LA POLITIQUE AUTOROUTIERE FRANCAISE
RESUME

INTRODUCTION

En 1959, la France ne comptait que 79,2 km d’autoroutes. A compter de 1960, l’Etat a lancé des programmes successifs de construction dans le souci de rattraper le retard pris par rapport notamment à l’Allemagne et à l’Italie. D’abord axé sur les grandes radiales centrées sur l’Ile-de-France, le programme de construction a, par la suite, porté sur les liaisons transversales entre les grandes métropoles régionales.

Au 1er juillet 1998, le réseau autoroutier comptait 8 813,5 km de voies à statut autoroutier dont 7 812,3 km d’autoroutes interurbaines auxquelles s’ajoutaient 6 283 km de routes nationales aménagées à 2 x 2 voies. 

La France s’est ainsi dotée d’un réseau autoroutier dont la grande qualité de service en terme de fiabilité, de confort de conduite et de sécurité est reconnue et suscite, comme le montrent les enquêtes d’opinion, un taux de satisfaction élevé.

Cette expansion du réseau autoroutier a été rendue possible par le régime de la concession qui a permis de financer les infrastructures autoroutières par le produit des péages.
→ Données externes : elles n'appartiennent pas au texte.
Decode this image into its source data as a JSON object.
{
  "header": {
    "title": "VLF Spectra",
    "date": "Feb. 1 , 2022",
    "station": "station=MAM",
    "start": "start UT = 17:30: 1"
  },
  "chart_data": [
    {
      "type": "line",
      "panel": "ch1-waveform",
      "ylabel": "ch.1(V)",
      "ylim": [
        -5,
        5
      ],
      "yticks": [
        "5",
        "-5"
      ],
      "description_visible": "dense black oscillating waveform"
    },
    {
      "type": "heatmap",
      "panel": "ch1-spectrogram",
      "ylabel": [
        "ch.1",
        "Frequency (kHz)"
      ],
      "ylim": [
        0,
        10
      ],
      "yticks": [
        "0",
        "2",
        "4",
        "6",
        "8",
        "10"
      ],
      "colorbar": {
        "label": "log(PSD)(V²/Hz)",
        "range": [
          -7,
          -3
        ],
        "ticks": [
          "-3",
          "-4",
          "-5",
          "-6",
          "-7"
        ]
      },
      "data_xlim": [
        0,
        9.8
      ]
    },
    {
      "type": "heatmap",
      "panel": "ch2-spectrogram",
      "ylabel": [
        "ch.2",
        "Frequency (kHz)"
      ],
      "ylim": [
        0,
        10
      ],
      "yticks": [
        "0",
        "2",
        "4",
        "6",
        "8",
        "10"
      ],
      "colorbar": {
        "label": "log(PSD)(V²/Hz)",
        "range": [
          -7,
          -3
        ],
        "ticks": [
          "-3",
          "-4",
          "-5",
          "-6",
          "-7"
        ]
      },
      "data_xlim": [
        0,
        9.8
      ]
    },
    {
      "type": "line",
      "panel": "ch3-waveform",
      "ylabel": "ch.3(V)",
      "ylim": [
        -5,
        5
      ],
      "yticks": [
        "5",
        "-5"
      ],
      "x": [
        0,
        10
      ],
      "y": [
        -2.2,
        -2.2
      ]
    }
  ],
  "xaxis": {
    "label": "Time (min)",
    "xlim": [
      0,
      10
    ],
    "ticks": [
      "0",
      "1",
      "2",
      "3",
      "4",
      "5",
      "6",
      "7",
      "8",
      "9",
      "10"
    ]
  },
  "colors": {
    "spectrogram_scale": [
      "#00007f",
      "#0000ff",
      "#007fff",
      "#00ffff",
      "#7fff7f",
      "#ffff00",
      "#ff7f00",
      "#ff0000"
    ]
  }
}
L’article L 122 -4 du code de la voirie routière dispose que " l’usage des autoroutes est, en principe, gratuit ". Toutefois, peuvent être concédées par l’Etat soit la construction et l’exploitation d’une autoroute, soit l’exploitation d’une autoroute ainsi que la construction et l’exploitation de ses installations annexes telles qu’elles sont définies au cahier des charges. Dans la pratique, le régime de la concession, conçu dans la loi de 1955 comme une formule exceptionnelle ne s’appliquant qu’à la phase de construction, est très vite devenu le mode de financement de droit commun du programme autoroutier français. En effet, dès lors que les disponibilités budgétaires se trouvaient fortement contraintes et, en tout état de cause, hors de proportion avec la masse des sommes nécessaires à la construction et à l’entretien du réseau routier et autoroutier, le recours au système de la concession et la couverture des dépenses d’équipement et d’exploitation par la perception de droits de péage se sont imposés comme le moyen d’assurer, avec une relative facilité, le financement des infrastructures, sans peser sur le budget de l’Etat.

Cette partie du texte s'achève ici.